Barroso alerta para momento delicado da democracia no mundo

Publicado


“O mundo vive um momento muito delicado na preservação dessa que, talvez, seja a grande conquista da nossa geração, que foi a democracia e as responsabilidades que nós temos em protegê-la”. A afirmação foi feita pelo presidente do Tribunal Superior Eleitoral (TSE), ministro Luís Roberto Barroso, ao apresentar a palestra “A Democracia sob Pressão: o que está acontecendo no Brasil e no Mundo”, promovida pela Escola da Magistratura da Associação dos Juízes do Rio Grande do Sul (Ajuris) e apoiado pela Pontifícia Universidade Católica do Rio Grande do Sul (PUC-RS), nesta segunda-feira (6).

Na exposição, Barroso pontuou a evolução da democracia constitucional e traçou um panorama do passado, do presente e falou sobre o futuro do regime democrático no Brasil e no mundo. “A democracia foi a ideologia vitoriosa do Século XX, superando o comunismo, o fascismo, o nazismo e, mais recentemente, o fundamentalismo religioso”, destacou ele.

Para o ministro, o conflito na democracia, muitas vezes resolvido pelas Supremas Cortes constitucionais, “deve ser absorvido de maneira institucional e civilizada”. “Quem pensa diferente de mim não é meu inimigo, é meu parceiro na construção de uma sociedade plural”, salientou.

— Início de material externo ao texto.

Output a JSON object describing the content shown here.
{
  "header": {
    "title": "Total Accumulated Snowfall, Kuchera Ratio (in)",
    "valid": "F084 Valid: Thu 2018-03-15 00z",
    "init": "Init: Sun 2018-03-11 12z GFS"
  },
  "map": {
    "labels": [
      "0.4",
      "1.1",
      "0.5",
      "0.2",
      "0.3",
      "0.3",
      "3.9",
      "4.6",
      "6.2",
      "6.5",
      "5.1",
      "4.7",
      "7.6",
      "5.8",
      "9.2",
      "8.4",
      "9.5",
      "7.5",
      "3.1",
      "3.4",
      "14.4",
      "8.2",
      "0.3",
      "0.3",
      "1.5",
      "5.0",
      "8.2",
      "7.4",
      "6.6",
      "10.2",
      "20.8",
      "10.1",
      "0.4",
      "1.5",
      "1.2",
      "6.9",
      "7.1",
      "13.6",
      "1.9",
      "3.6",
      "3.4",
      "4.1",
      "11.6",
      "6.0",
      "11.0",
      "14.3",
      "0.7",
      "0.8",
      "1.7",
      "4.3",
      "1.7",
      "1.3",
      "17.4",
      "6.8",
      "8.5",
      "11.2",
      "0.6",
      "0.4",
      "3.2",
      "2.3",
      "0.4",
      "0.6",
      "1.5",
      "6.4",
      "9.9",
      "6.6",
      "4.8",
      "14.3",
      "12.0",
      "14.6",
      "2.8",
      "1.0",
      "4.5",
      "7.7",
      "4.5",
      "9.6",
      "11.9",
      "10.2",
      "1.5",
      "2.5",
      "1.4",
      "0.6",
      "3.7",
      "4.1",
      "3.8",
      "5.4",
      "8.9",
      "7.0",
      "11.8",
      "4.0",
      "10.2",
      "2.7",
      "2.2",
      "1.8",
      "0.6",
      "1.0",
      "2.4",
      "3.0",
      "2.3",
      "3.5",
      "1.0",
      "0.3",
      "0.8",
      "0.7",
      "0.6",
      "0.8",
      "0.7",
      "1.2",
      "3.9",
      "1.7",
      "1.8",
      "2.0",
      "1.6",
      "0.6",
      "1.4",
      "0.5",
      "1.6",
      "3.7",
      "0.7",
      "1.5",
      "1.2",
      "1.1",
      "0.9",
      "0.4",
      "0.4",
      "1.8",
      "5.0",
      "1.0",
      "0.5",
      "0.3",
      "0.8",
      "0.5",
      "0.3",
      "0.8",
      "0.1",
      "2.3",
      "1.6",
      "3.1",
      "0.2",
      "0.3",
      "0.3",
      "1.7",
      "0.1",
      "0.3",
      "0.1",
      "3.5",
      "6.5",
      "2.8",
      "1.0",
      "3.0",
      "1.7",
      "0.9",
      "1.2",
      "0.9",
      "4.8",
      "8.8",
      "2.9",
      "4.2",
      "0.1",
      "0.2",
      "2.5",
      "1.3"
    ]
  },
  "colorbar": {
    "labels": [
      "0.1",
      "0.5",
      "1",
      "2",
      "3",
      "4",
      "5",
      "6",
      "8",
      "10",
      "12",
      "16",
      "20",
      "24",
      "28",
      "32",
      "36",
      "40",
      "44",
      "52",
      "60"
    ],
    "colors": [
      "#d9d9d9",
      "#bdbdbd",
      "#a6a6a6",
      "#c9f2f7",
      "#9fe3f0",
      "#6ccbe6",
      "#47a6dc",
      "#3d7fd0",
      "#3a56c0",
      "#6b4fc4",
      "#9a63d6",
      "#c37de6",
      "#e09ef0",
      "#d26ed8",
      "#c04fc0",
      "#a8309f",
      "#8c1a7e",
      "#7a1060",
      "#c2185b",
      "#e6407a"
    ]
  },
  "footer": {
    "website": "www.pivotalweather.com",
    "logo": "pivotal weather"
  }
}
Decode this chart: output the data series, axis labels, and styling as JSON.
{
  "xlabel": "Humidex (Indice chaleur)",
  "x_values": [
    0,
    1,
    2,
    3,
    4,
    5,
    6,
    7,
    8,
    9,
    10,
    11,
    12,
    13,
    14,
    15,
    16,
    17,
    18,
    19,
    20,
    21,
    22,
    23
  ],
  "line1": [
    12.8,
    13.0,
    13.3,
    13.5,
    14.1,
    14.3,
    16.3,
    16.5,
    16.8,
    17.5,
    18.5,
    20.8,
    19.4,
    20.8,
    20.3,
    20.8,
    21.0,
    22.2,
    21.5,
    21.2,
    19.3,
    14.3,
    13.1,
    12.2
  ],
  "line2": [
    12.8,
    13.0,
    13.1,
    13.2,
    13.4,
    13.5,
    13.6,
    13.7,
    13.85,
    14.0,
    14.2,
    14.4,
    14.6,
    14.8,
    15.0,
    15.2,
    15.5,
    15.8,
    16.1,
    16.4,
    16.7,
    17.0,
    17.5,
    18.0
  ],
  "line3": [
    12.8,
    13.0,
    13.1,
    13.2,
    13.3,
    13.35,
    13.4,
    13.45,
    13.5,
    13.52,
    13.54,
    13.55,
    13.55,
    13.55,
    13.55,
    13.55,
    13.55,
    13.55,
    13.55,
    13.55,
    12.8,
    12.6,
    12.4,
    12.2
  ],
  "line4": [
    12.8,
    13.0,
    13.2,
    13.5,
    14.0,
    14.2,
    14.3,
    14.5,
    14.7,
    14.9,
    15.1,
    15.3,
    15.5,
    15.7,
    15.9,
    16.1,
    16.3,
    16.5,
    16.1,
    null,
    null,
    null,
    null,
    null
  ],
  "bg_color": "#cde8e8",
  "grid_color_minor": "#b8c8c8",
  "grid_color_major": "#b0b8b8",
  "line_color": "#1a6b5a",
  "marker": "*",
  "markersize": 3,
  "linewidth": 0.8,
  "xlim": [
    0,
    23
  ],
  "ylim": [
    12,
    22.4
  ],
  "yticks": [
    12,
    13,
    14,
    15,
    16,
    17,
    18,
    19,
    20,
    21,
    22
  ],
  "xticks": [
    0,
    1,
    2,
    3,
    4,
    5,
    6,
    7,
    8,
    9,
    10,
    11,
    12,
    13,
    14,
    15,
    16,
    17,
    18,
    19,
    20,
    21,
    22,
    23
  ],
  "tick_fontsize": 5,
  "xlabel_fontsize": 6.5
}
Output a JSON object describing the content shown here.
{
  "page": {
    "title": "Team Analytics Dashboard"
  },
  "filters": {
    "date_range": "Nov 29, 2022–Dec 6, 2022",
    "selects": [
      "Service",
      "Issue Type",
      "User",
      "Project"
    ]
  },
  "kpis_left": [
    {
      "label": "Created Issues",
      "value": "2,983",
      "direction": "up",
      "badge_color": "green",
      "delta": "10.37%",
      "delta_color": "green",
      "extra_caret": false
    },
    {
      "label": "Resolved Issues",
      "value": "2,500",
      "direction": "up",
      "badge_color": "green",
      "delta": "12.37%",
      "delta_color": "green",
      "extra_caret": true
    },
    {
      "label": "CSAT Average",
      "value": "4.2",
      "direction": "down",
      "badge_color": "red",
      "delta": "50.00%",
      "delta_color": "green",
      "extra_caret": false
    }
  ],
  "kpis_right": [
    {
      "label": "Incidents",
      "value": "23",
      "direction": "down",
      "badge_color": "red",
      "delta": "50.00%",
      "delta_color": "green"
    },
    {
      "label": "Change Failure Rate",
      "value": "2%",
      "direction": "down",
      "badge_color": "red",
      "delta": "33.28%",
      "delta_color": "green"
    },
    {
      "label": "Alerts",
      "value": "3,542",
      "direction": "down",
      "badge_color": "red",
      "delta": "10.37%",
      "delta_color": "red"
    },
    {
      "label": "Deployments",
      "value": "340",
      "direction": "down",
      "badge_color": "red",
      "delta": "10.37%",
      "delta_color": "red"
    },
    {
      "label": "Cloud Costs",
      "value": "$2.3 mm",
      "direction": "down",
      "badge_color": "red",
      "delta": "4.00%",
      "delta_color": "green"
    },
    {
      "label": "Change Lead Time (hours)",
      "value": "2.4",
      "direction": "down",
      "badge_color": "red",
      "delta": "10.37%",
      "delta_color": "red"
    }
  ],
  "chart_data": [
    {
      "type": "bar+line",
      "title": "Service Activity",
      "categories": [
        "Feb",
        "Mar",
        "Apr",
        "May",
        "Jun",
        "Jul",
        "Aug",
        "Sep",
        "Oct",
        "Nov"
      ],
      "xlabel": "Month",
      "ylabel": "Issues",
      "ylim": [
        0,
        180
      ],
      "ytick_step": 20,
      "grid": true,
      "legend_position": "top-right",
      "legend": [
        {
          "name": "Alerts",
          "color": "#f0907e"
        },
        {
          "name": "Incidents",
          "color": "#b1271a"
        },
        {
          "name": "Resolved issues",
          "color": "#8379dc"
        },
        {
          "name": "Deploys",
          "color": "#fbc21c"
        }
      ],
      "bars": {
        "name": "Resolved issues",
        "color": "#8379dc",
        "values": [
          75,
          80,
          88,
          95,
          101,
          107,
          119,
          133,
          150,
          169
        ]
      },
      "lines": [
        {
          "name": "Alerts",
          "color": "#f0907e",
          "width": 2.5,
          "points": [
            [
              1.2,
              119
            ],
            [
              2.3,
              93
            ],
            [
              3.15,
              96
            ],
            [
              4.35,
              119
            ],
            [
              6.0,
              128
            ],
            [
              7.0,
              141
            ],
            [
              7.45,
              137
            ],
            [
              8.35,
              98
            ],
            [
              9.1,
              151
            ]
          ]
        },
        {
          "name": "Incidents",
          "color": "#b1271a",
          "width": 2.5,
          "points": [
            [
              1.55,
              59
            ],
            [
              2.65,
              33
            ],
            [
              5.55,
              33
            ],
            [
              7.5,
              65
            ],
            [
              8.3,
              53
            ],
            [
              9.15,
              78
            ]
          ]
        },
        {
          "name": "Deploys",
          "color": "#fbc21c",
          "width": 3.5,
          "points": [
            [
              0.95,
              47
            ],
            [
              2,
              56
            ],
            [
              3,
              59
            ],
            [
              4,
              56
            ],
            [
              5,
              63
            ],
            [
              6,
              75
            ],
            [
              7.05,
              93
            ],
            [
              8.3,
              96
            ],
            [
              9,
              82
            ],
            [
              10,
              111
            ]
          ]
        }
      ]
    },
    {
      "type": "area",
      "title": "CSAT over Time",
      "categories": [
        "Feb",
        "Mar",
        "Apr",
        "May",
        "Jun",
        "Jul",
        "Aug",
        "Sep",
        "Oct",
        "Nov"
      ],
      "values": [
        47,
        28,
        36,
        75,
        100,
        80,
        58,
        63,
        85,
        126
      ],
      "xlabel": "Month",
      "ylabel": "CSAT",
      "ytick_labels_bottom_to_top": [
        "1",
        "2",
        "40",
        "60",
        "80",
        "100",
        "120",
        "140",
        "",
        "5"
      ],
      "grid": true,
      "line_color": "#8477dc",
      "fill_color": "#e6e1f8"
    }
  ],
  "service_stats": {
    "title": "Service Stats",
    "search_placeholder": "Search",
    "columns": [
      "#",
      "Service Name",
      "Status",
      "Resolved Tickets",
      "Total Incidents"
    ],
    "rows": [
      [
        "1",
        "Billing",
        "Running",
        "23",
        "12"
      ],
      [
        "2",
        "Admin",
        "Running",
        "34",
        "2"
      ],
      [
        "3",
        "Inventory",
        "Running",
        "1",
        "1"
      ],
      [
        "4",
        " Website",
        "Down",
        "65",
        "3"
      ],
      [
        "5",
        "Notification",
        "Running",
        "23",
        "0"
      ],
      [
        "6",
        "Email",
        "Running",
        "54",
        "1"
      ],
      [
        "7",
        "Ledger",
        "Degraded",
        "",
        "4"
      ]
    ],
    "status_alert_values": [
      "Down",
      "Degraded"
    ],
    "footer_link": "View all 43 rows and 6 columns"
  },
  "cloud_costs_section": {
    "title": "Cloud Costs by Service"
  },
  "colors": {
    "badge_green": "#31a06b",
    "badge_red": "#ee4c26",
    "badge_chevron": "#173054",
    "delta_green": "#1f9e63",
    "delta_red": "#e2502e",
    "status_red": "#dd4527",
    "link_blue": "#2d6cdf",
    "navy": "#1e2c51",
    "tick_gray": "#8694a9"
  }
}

Nesse ponto, Barroso lembrou que as Cortes Constitucionais existem justamente para “proteger as regras do jogo democrático e os direitos fundamentais”, limitando o poder da maioria e coibindo eventuais abusos contra as minorias com base na Constituição.

Recessão democrática

No entanto, o presidente do TSE afirmou que, ultimamente, parece que vivemos no mundo um quadro de recessão democrática, impulsionada pelo avanço do populismo, do extremismo e do autoritarismo. Como exemplos de países em que se pode verificar essa erosão da democracia, em maior ou menor grau, Barroso citou a Hungria, a Polônia, a Turquia, a Rússia, a Venezuela, a Nicaraguá e, mais recentemente, El Salvador. Segundo o ministro, quando o populismo, o extremismo e o autoritarismo começam a preponderar, “a democracia entra em colapso”.

Ele assinalou também que essa erosão democrática não acontece, atualmente, a partir de golpes de Estado. “Essa erosão vem sob a forma de líderes políticos eleitos pelo voto popular e que, tijolo após tijolo, começam a destruir os pilares da democracia”, disse Barroso, afirmando que tais lideranças, após empossadas, começam a tomar medidas populistas do “nós contra eles” e de cunho autoritário que acabam por afetar a democracia.

Pobreza e falta de pertencimento

Segundo o ministro, todos os países precisam estar atentos ao processo histórico presente, pois “há um déficit de legitimidade democrática em todo o mundo”.  Segundo ele, pessoas vivem em situações de pobreza e desigualdade extremas, e isso contribui para o descrédito da democracia. Ele salientou também o problema da apropriação do Estado por determinadas elites.  “A democracia precisa encontrar novos caminhos de representação”, sustentou o ministro.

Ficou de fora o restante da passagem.